La otra es su velocidad y, desde que llegó al Bayern Múnich alemán, su capacidad para marcar goles. La definición siempre fue el Talón de Aquiles de Díaz. Sin embargo, en el cuadro bávaro ha mejorado, de manera notable, sus decisiones cuando está frente al arco. El miércoles, en el duelo de cuartos de final de la Copa de Alemania, ante Leipzig, lo ratificó con su decimonoveno gol en la temporada.

El duelo ante Leipzig en el Alianz Arena no fue fácil para el Bayern Múnich. El cuadro bávaro necesitó 64 minutos para poder abrir el marcador en el que, cuando iban seis minutos, su rival se fue adelante con un tanto que, después, fue anulado. Aunque generó varias opciones de gol, solo fue por la vía del penalti que logró marcar la primera diana del duelo. Harry Kane cobró y, como suele hacer, no erró.

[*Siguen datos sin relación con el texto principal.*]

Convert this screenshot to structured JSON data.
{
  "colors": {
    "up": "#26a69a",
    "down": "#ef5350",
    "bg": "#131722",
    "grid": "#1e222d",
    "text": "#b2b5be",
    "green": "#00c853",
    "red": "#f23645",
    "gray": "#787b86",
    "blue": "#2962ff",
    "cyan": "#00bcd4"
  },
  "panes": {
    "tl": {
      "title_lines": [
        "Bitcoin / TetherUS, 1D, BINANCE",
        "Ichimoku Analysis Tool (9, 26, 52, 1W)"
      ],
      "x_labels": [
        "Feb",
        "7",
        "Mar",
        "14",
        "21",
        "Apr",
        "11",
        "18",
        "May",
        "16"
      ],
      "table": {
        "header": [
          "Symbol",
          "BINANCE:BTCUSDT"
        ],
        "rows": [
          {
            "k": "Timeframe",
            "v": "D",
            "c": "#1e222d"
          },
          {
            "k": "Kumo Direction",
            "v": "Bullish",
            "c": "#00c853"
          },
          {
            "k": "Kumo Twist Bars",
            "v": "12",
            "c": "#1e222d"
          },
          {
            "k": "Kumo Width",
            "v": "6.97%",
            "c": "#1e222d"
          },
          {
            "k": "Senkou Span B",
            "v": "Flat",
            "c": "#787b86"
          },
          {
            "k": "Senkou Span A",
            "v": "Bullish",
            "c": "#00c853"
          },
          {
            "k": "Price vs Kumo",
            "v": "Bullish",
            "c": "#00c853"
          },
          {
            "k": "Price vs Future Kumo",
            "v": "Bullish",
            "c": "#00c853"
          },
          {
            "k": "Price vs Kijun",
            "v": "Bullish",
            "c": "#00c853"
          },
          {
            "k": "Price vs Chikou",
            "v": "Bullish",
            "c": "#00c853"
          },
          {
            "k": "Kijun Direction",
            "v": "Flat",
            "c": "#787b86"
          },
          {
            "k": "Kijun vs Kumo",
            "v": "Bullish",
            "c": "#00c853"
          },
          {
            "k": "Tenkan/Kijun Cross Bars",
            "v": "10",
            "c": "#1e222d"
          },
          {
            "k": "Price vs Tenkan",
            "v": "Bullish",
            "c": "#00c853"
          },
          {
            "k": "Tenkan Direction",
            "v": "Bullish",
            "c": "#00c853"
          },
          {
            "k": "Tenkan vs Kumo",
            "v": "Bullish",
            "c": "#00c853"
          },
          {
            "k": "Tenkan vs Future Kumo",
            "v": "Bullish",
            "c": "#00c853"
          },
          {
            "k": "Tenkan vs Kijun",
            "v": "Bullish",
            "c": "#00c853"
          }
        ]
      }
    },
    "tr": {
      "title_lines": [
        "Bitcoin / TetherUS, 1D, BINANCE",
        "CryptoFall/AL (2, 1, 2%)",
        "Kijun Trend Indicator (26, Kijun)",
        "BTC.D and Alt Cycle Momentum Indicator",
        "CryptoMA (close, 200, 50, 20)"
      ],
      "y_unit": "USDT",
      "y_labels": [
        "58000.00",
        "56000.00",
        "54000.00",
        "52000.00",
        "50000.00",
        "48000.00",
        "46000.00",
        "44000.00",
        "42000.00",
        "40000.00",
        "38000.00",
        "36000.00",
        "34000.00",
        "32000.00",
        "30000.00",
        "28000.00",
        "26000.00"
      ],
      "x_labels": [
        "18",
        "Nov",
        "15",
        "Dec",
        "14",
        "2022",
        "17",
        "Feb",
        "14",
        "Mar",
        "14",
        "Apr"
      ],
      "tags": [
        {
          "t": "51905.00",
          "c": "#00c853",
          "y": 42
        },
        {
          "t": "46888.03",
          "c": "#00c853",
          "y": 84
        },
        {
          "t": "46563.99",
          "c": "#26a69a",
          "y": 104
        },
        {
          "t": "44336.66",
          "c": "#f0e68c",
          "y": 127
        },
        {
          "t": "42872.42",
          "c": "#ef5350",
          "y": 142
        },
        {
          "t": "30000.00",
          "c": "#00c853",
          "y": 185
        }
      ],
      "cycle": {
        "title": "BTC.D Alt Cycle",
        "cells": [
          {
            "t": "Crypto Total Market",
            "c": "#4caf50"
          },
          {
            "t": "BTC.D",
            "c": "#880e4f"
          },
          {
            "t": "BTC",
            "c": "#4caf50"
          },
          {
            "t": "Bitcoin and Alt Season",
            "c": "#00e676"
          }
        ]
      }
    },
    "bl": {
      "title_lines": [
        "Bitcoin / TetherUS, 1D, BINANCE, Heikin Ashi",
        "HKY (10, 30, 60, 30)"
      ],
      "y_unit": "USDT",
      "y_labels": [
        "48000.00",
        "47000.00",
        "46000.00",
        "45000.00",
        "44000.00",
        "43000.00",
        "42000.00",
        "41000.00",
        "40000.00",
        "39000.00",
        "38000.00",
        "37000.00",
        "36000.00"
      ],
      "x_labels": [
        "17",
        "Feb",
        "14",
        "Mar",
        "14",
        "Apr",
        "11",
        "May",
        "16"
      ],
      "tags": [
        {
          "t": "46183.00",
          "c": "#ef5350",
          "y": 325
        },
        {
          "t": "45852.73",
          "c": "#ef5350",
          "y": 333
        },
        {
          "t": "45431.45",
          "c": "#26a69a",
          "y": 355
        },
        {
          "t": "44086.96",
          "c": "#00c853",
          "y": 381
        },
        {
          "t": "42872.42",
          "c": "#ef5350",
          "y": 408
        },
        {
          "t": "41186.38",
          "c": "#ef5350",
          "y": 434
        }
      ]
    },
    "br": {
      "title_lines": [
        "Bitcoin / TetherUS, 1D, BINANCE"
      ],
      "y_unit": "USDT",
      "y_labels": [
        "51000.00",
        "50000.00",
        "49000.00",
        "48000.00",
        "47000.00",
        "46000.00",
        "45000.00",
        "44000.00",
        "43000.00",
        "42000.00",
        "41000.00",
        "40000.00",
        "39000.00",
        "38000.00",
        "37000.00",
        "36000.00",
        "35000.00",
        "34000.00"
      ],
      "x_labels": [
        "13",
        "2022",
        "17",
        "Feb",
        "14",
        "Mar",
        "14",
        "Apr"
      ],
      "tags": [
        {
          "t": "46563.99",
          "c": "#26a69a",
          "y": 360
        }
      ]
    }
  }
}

Tres minutos después, al 67, Luis Díaz anotó el segundo gol del Bayern. El extremo guajiro terminó con un toque sutil de zurda una jugada que inició en los pies del arquero alemán Manuel Neuer. Antes de definir, Lucho hizo un movimiento espectacular que ratifica su buen nivel, su madurez deportiva: corrió en diagonal hacia la derecha, para marcarle la dirección del pase a su compañero y, después, antepuso el cuerpo al defensor rival, para acelerar la carrera y definir.